E. Count VIII (Arizona Civil Rights Act)
1. Race and Sex Discrimination
Any ACRA race or sex discrimination claim predicated on the December 2018 charge is time-barred. Plaintiff concedes that she received a right-to-sue letter on June 6, 2019. (Doc. 68 at 1.) Because this lawsuit was filed on June 15, 2020, it is outside both the blanket one-year limitations period and the ninety-day limitations period triggered by the right-to-sue letter. See Ariz. Rev. Stat. § 41-1481(D). Thus, Plaintiff may not bring any ACRA claim predicated on the December 2018 charge.
2. Disability Discrimination
Plaintiff's ACRA disability discrimination claim contains the same deficiencies as her ADA disability discrimination claim. That is, even if the claims are timely, they are limited to the scope of the June 2019 Charge. Because that charge relates exclusively to Defendant's failure to provide a proper location for Plaintiff to lactate and does not allege that she had a disability, she cannot meet the elements of a disability discrimination claim based on the charge. As such, she cannot bring an ACRA disability discrimination claim.
25
3. Retaliation
To whatever extent Plaintiff alleges a retaliation claim under the Arizona Civil Rights Act for the denial of the PBP, it is dismissed. “The ACRA is generally identical to Title VII, and thus federal Title VII case law is persuasive in interpreting the ACRA.” Everts v. Sushi Brokers LLC , 247 F.Supp.3d 1075, 1084 (D. Ariz. 2017). Because Plaintiff's Title VII retaliation claim fails, so too does her ACRA retaliation claim.
CONCLUSION
Accordingly, IT IS THEREFORE ORDERED that Defendant's Motion for Summary Judgment (Doc. 58) is GRANTED in part and DENIED in part. The motion is granted as to Counts III, IV, V, VI, VII, and VIII, which are dismissed. The motion is granted as to Counts I and II insofar as they allege discrimination based on anything other than a denial of overtime. The motion is denied as to Counts I and II as they relate to disparate treatment discrimination in the denial of overtime.
---------
Notes:
At Oral Argument on January 26, 2023, Plaintiff argued that the Court should infer that because business cards help generate client interest, their removal during this period could, theoretically have deprived her of the benefit of client interest or future client relationships. This type of speculation alone is not sufficient to establish an adverse employment action.

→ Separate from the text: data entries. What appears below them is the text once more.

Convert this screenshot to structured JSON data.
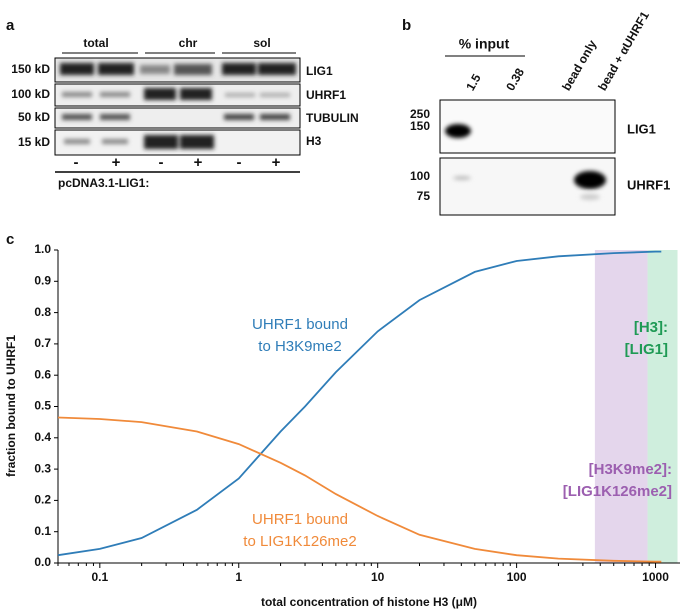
{
  "panel_a": {
    "label": "a",
    "groups": [
      "total",
      "chr",
      "sol"
    ],
    "markers": [
      "150 kD",
      "100 kD",
      "50 kD",
      "15 kD"
    ],
    "proteins": [
      "LIG1",
      "UHRF1",
      "TUBULIN",
      "H3"
    ],
    "signs": [
      "-",
      "+",
      "-",
      "+",
      "-",
      "+"
    ],
    "construct": "pcDNA3.1-LIG1:"
  },
  "panel_b": {
    "label": "b",
    "header": "% input",
    "lanes": [
      "1.5",
      "0.38",
      "bead only",
      "bead + αUHRF1"
    ],
    "markers": [
      "250",
      "150",
      "100",
      "75"
    ],
    "proteins": [
      "LIG1",
      "UHRF1"
    ]
  },
  "chart_data": {
    "panel_label": "c",
    "type": "line",
    "xlabel": "total concentration of histone H3 (μM)",
    "ylabel": "fraction bound to UHRF1",
    "xscale": "log",
    "xlim": [
      0.05,
      1500
    ],
    "xticks": [
      0.1,
      1,
      10,
      100,
      1000
    ],
    "ylim": [
      0,
      1
    ],
    "yticks": [
      {
        "value": 0,
        "label": "0.0"
      },
      0.1,
      0.2,
      0.3,
      0.4,
      0.5,
      0.6,
      0.7,
      0.8,
      0.9,
      {
        "value": 1,
        "label": "1.0"
      }
    ],
    "x": [
      0.05,
      0.1,
      0.2,
      0.5,
      1,
      2,
      3,
      5,
      10,
      20,
      50,
      100,
      200,
      500,
      1000,
      1100
    ],
    "series": [
      {
        "name": [
          "UHRF1 bound",
          "to H3K9me2"
        ],
        "color": "#2f7db8",
        "values": [
          0.025,
          0.045,
          0.08,
          0.17,
          0.27,
          0.42,
          0.5,
          0.61,
          0.74,
          0.84,
          0.93,
          0.965,
          0.98,
          0.99,
          0.995,
          0.995
        ]
      },
      {
        "name": [
          "UHRF1 bound",
          "to LIG1K126me2"
        ],
        "color": "#f08a3a",
        "values": [
          0.465,
          0.46,
          0.45,
          0.42,
          0.38,
          0.32,
          0.28,
          0.22,
          0.15,
          0.09,
          0.045,
          0.025,
          0.014,
          0.007,
          0.004,
          0.004
        ]
      }
    ],
    "bands": [
      {
        "label": [
          "[H3K9me2]:",
          "[LIG1K126me2]"
        ],
        "start": 366,
        "end": 876,
        "color": "#9c5fb0",
        "fill": "#e4d6ec"
      },
      {
        "label": [
          "[H3]:",
          "[LIG1]"
        ],
        "start": 876,
        "end": 1440,
        "color": "#1f9a55",
        "fill": "#cfeedd"
      }
    ]
  }
}
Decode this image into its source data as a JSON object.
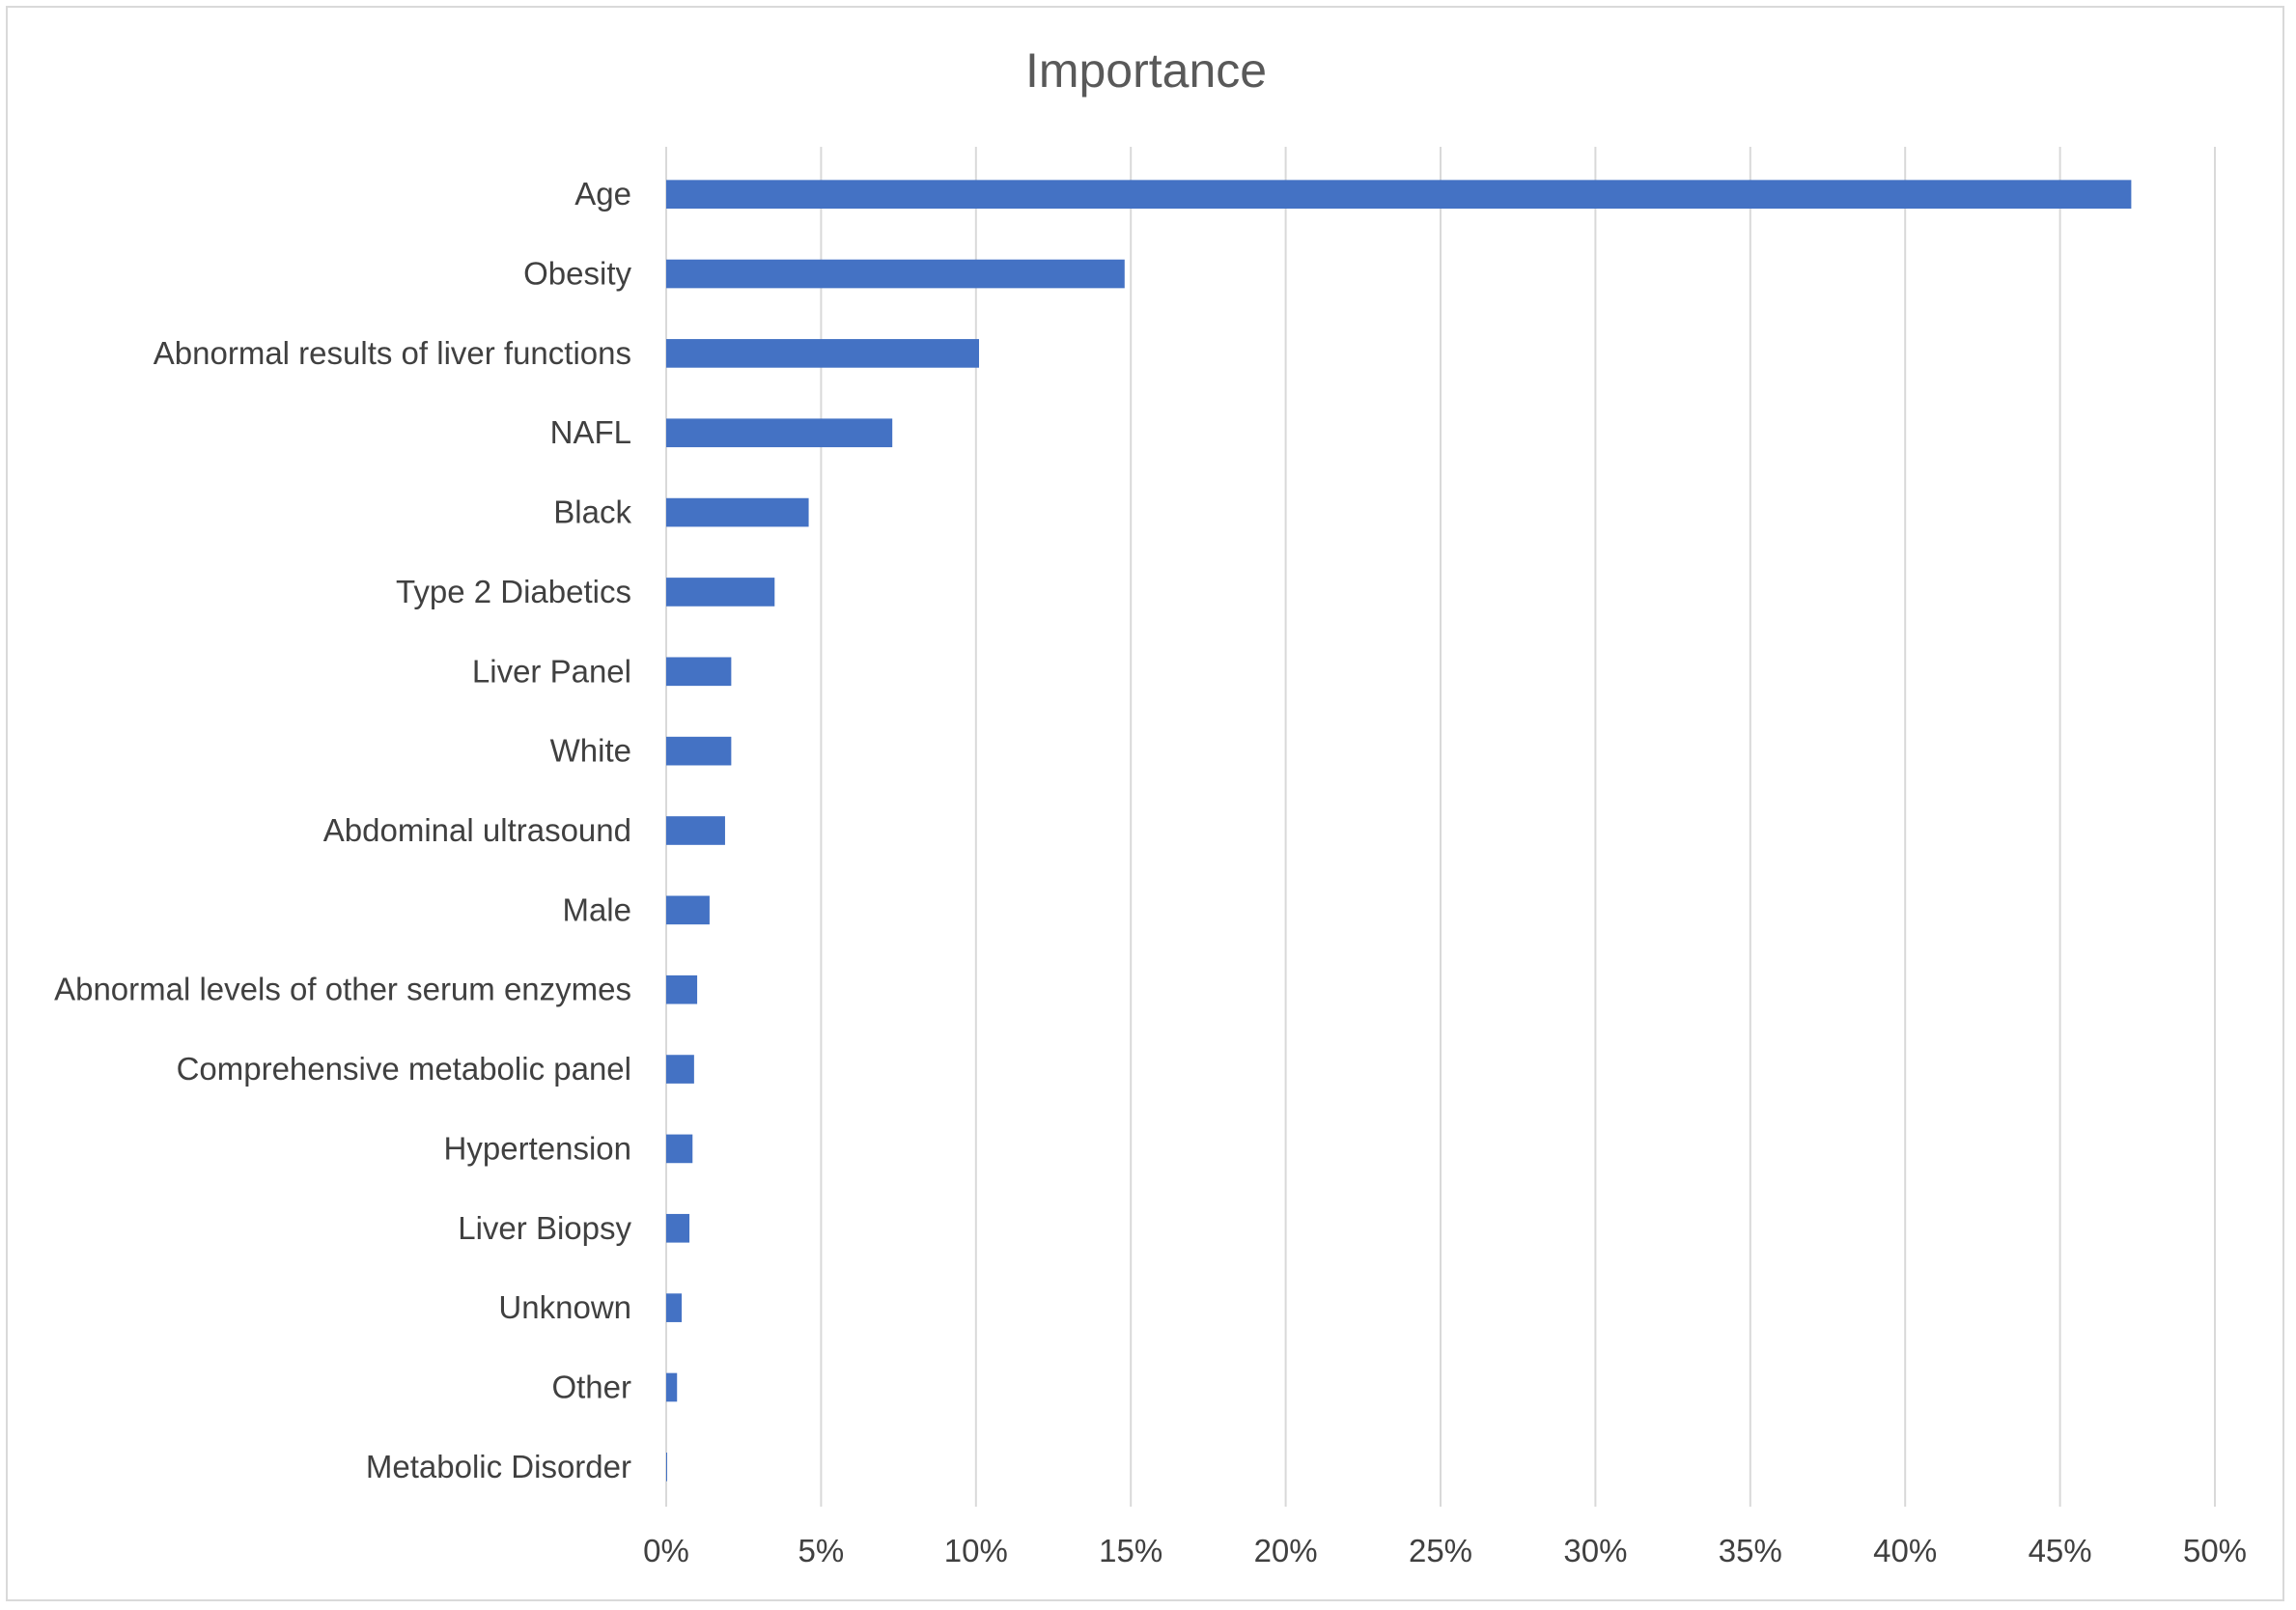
{
  "chart_data": {
    "type": "bar",
    "orientation": "horizontal",
    "title": "Importance",
    "xlabel": "",
    "ylabel": "",
    "categories": [
      "Age",
      "Obesity",
      "Abnormal results of liver functions",
      "NAFL",
      "Black",
      "Type 2 Diabetics",
      "Liver Panel",
      "White",
      "Abdominal ultrasound",
      "Male",
      "Abnormal levels of other serum enzymes",
      "Comprehensive metabolic panel",
      "Hypertension",
      "Liver Biopsy",
      "Unknown",
      "Other",
      "Metabolic Disorder"
    ],
    "values": [
      47.3,
      14.8,
      10.1,
      7.3,
      4.6,
      3.5,
      2.1,
      2.1,
      1.9,
      1.4,
      1.0,
      0.9,
      0.85,
      0.75,
      0.5,
      0.35,
      0.02
    ],
    "xlim": [
      0,
      50
    ],
    "xticks": [
      0,
      5,
      10,
      15,
      20,
      25,
      30,
      35,
      40,
      45,
      50
    ],
    "xtick_labels": [
      "0%",
      "5%",
      "10%",
      "15%",
      "20%",
      "25%",
      "30%",
      "35%",
      "40%",
      "45%",
      "50%"
    ],
    "value_format": "percent",
    "grid": "vertical",
    "legend": "none",
    "bar_color": "#4472C4"
  }
}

In a request for information from the public on the nursing mothers provision, the Department of Labor stated: “Because employers are not required to compensate employees for break time to express breast milk, in most circumstances there will not be an unpaid minimum wage or overtime compensation associated with the failure to provide such breaks.” Reasonable Break Time for Nursing Mothers, 75 FR 80073-01 (December 21, 2010).